Rechter Mob in Chemnitz: In Sachsen gefährdet die AfD die Macht der CDU

Die CDU Sachsen schließt ein Bündnis mit der AfD aus – zumindest tat sie das vor einem dramatischen Umfrage-Absturz. Wird Ministerpräsident Kretschmer diesen Kurs durchsetzen?

Von Matthias Meisner

Und dann auch noch diese - diplomatisch ausgedrückt - vermaledeite Umfrage: Ein Jahr vor der Landtagswahl in Sachsen ermittelt Infratest Dimap im Auftrag des MDR, dass die CDU Sachsen gegenüber dem Wahlergebnis 2014 um fast zehn Prozentpunkte auf 30 Prozent fällt.
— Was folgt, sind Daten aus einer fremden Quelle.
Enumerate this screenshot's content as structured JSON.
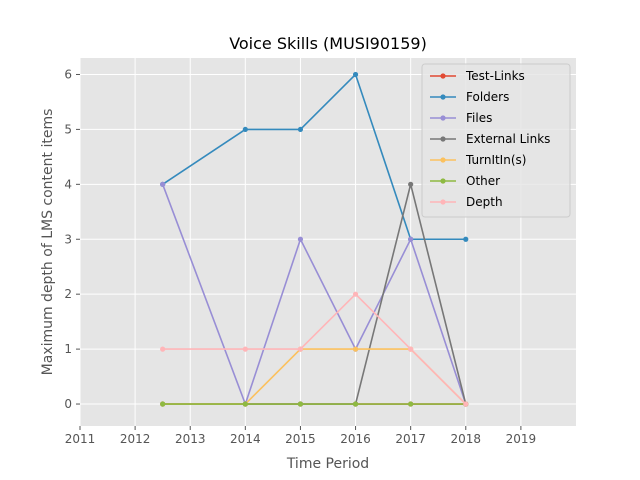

Dass die AfD mit derzeit 25 Prozent zur zweitstärksten Kraft im Dresdner Landtag werden könnte. Dass das schwarz-rote Regierungsbündnis aus CDU und SPD seine Mehrheit verliert. Und dass - für den Fall der nicht so unwahrscheinlichen Variante, dass Grüne und FDP an der Fünfprozenthürde scheitern - vielleicht AfD und Linke gemeinsam stärker werden könnten als alle anderen Fraktionen zusammen.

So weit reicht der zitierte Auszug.